Book that changed your life: The Lion, the Witch, and the Wardrobe, by C.S. Lewis. My folks read to me constantly when I was little, and I read a decent amount on my own. But, when I grew out of Dr. Seuss, I began to falter in my reading habits. Sure, I’d read - but, I was no longer passionate and enthusiastic about what I read, and found myself sitting in front of the television more and more instead. My folks, I’d like to think, noticed this void… this absence of enjoyment and intellectual curiosity… I’d like to think they noticed this because, one Christmas, they bought me the set of The Chronicles of Narnia out-of-the-blue. I’d never heard of those books, and it took some coaxing from my mother to get me to pick up the first of those seven books. But, once I did, I never put them down. I once again discovered the joy - and pure necessity - of reading… a vital sensation I cherish to this day.
One book you have read more than once: The God of Small Things, by Arundhati Roy. Sleep-deprived, I’d once found myself shifting, zombie-like, through a bookstore when, out of the corner of my eye, I saw a pretty cover. "Never judge a book by its cover." But, alas - for that brief moment - I did.

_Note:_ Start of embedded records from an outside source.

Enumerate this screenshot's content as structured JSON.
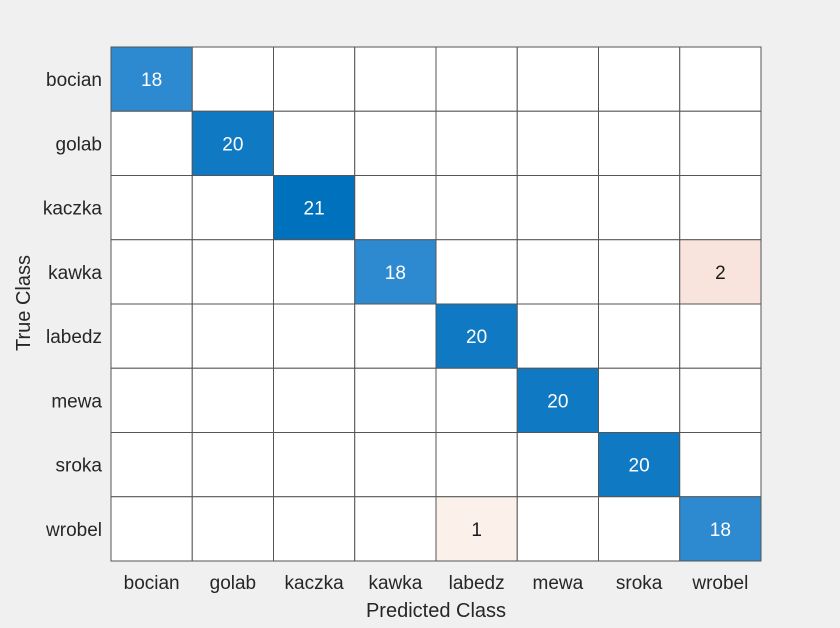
{
  "chart_data": {
    "type": "heatmap",
    "row_labels": [
      "bocian",
      "golab",
      "kaczka",
      "kawka",
      "labedz",
      "mewa",
      "sroka",
      "wrobel"
    ],
    "col_labels": [
      "bocian",
      "golab",
      "kaczka",
      "kawka",
      "labedz",
      "mewa",
      "sroka",
      "wrobel"
    ],
    "values": [
      [
        18,
        0,
        0,
        0,
        0,
        0,
        0,
        0
      ],
      [
        0,
        20,
        0,
        0,
        0,
        0,
        0,
        0
      ],
      [
        0,
        0,
        21,
        0,
        0,
        0,
        0,
        0
      ],
      [
        0,
        0,
        0,
        18,
        0,
        0,
        0,
        2
      ],
      [
        0,
        0,
        0,
        0,
        20,
        0,
        0,
        0
      ],
      [
        0,
        0,
        0,
        0,
        0,
        20,
        0,
        0
      ],
      [
        0,
        0,
        0,
        0,
        0,
        0,
        20,
        0
      ],
      [
        0,
        0,
        0,
        0,
        1,
        0,
        0,
        18
      ]
    ],
    "xlabel": "Predicted Class",
    "ylabel": "True Class",
    "grid": true,
    "colors": {
      "correct_max": "#0072bd",
      "correct_min": "#2e8ad0",
      "error_max": "#f9e4dd",
      "error_min": "#fbf0ea",
      "empty": "#ffffff",
      "gridline": "#555555",
      "text_dark": "#1a1a1a",
      "text_light": "#ffffff",
      "background": "#f0f0f0"
    }
  }
}
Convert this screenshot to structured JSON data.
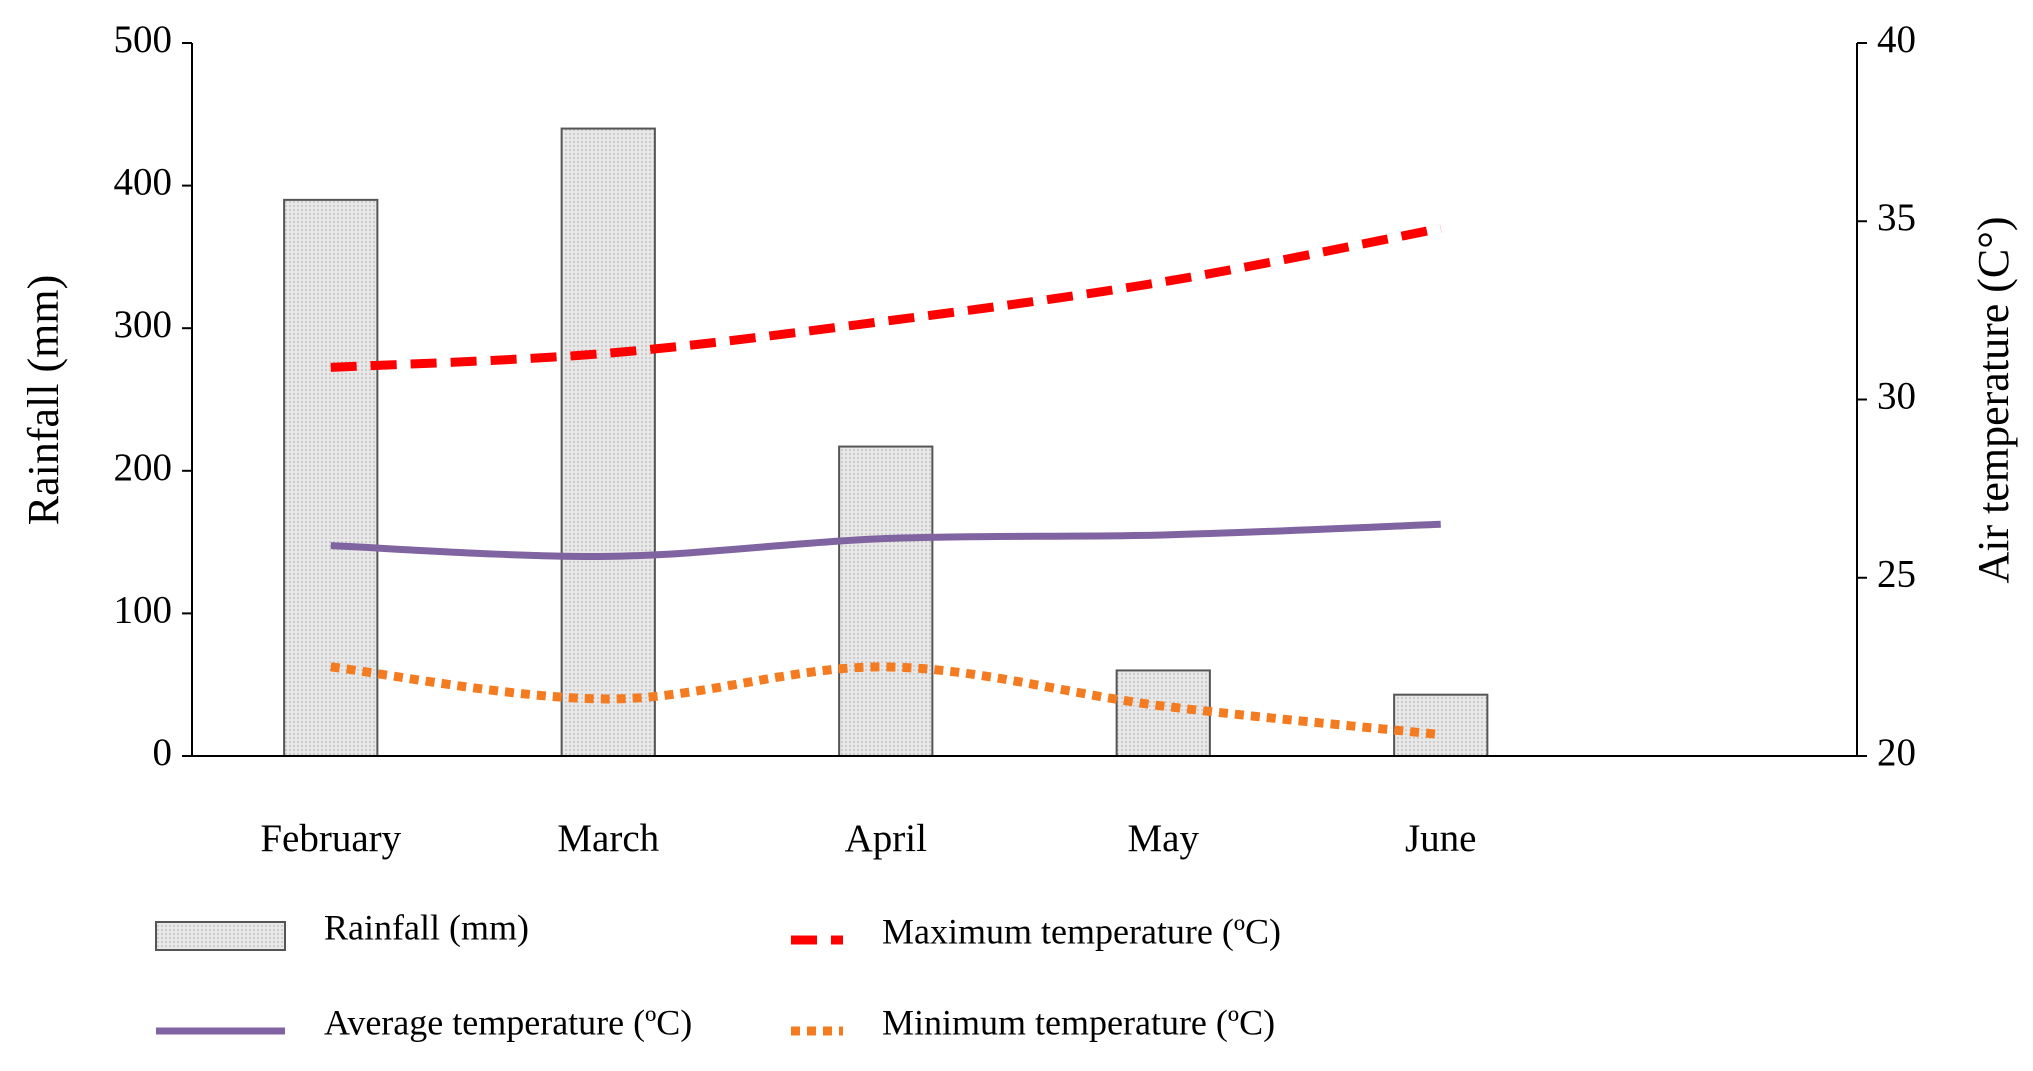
{
  "chart_data": {
    "type": "bar-line",
    "categories": [
      "February",
      "March",
      "April",
      "May",
      "June",
      null
    ],
    "series": [
      {
        "name": "Rainfall (mm)",
        "type": "bar",
        "color": "#dedede",
        "values": [
          390,
          440,
          217,
          60,
          43,
          null
        ]
      },
      {
        "name": "Average temperature (ºC)",
        "type": "line",
        "axis": "y2",
        "color": "#8064a2",
        "line_style": "solid",
        "values": [
          25.9,
          25.6,
          26.1,
          26.2,
          26.5,
          null
        ]
      },
      {
        "name": "Maximum temperature (ºC)",
        "type": "line",
        "axis": "y2",
        "color": "#ff0000",
        "line_style": "dashed",
        "values": [
          30.9,
          31.3,
          32.2,
          33.3,
          34.8,
          null
        ]
      },
      {
        "name": "Minimum temperature (ºC)",
        "type": "line",
        "axis": "y2",
        "color": "#f47b20",
        "line_style": "dotted",
        "values": [
          22.5,
          21.6,
          22.5,
          21.4,
          20.6,
          null
        ]
      }
    ],
    "ylabel": "Rainfall (mm)",
    "y2label": "Air temperature (C°)",
    "ylim": [
      0,
      500
    ],
    "yticks": [
      0,
      100,
      200,
      300,
      400,
      500
    ],
    "y2lim": [
      20,
      40
    ],
    "y2ticks": [
      20,
      25,
      30,
      35,
      40
    ],
    "legend": "bottom"
  }
}
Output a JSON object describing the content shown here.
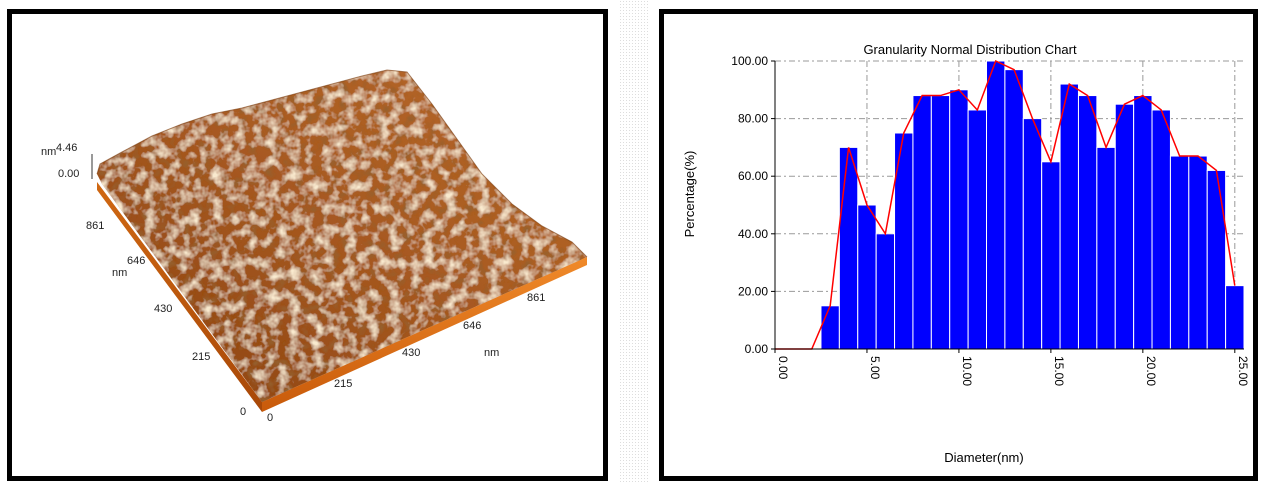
{
  "afm": {
    "z_max": "4.46",
    "z_min": "0.00",
    "z_unit": "nm",
    "y_ticks": [
      "861",
      "646",
      "430",
      "215",
      "0"
    ],
    "y_unit": "nm",
    "x_ticks": [
      "0",
      "215",
      "430",
      "646",
      "861"
    ],
    "x_unit": "nm",
    "colors": {
      "surface_dark": "#6b2f08",
      "surface_mid": "#b8661f",
      "surface_light": "#f3dcb0",
      "base_front": "#e67a1e",
      "base_side": "#c85a0a"
    }
  },
  "chart_data": {
    "type": "bar",
    "title": "Granularity Normal Distribution  Chart",
    "xlabel": "Diameter(nm)",
    "ylabel": "Percentage(%)",
    "xlim": [
      0,
      25.5
    ],
    "ylim": [
      0,
      100
    ],
    "x_ticks": [
      "0.00",
      "5.00",
      "10.00",
      "15.00",
      "20.00",
      "25.00"
    ],
    "y_ticks": [
      "0.00",
      "20.00",
      "40.00",
      "60.00",
      "80.00",
      "100.00"
    ],
    "bar_color": "#0000ff",
    "line_color": "#ff0000",
    "grid": true,
    "bars": {
      "x": [
        3,
        4,
        5,
        6,
        7,
        8,
        9,
        10,
        11,
        12,
        13,
        14,
        15,
        16,
        17,
        18,
        19,
        20,
        21,
        22,
        23,
        24,
        25
      ],
      "values": [
        15,
        70,
        50,
        40,
        75,
        88,
        88,
        90,
        83,
        100,
        97,
        80,
        65,
        92,
        88,
        70,
        85,
        88,
        83,
        67,
        67,
        62,
        22
      ]
    },
    "line": {
      "x": [
        0,
        2,
        3,
        4,
        5,
        6,
        7,
        8,
        9,
        10,
        11,
        12,
        13,
        14,
        15,
        16,
        17,
        18,
        19,
        20,
        21,
        22,
        23,
        24,
        25
      ],
      "values": [
        0,
        0,
        15,
        70,
        50,
        40,
        75,
        88,
        88,
        90,
        83,
        100,
        97,
        80,
        65,
        92,
        88,
        70,
        85,
        88,
        83,
        67,
        67,
        62,
        22
      ]
    }
  }
}
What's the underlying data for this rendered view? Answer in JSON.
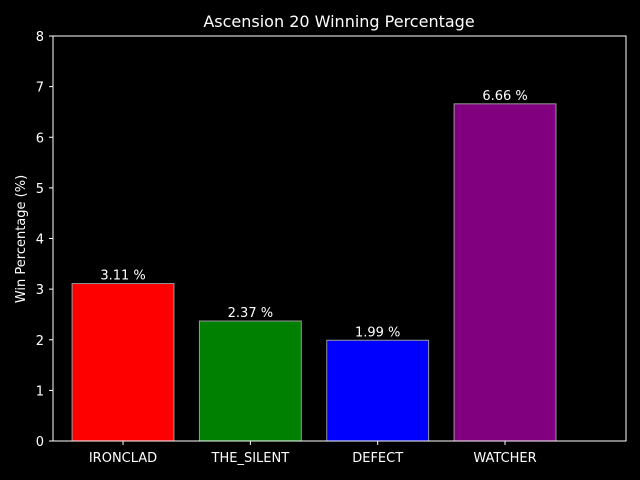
{
  "chart_data": {
    "type": "bar",
    "title": "Ascension 20 Winning Percentage",
    "xlabel": "",
    "ylabel": "Win Percentage (%)",
    "ylim": [
      0,
      8
    ],
    "yticks": [
      "0",
      "1",
      "2",
      "3",
      "4",
      "5",
      "6",
      "7",
      "8"
    ],
    "categories": [
      "IRONCLAD",
      "THE_SILENT",
      "DEFECT",
      "WATCHER"
    ],
    "values": [
      3.11,
      2.37,
      1.99,
      6.66
    ],
    "data_labels": [
      "3.11 %",
      "2.37 %",
      "1.99 %",
      "6.66 %"
    ],
    "colors": [
      "#ff0000",
      "#008000",
      "#0000ff",
      "#800080"
    ],
    "background": "#000000",
    "grid": false
  }
}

The cover design had caught my attention, and I suddenly found myself in line waiting to buy it, drinking in the first rich pages of thick imagery. It remains, to this day, my favorite novel.
One book on a desert island: A large, accurate, colorful atlas: the ultimate picturebook, and guide to the imagination. Plus, if large enough, it doubles as a source of shade.
One book that made you laugh: Holidays on Ice, by David Sedaris. I only started reading his works two years ago (the bandwagon had passed me by seven or eight times over). But, when I finally settled down one evening and read the SantaLand Diaries, I’m pretty sure I fractured a few ribs. Who knew laughing could be so hazardous?
One book that made you cry: It takes a lot to make me cry, and a book has yet to turn on the tear factory. But, Thomas Hardy’s Tess of the d’Urbervilles came close. It’s just so damn sad!
One book you wish you had written: Waiting for the Barbarians, by J.M. Coetzee. Magical and reachable, in an almost unsettling way - particularly in our current times of… tension.
One book you wish had never been written: Big Chief Elizabeth, by Giles Milton. A severe excess of unnecessary hyperbolic drama made this seem less like a non-fiction account of the first English attempts to colonize the New World and more like "The Three Stooges" on meth.
One book you are currently reading: Catherine of Aragon, by Garrett Mattingly. Confession time: Tudor history is a hobby of mine, and makes up the bulk of my most recent non-fiction pursuits.
One book you have been meaning to read: The Koran. (Hey, why not?)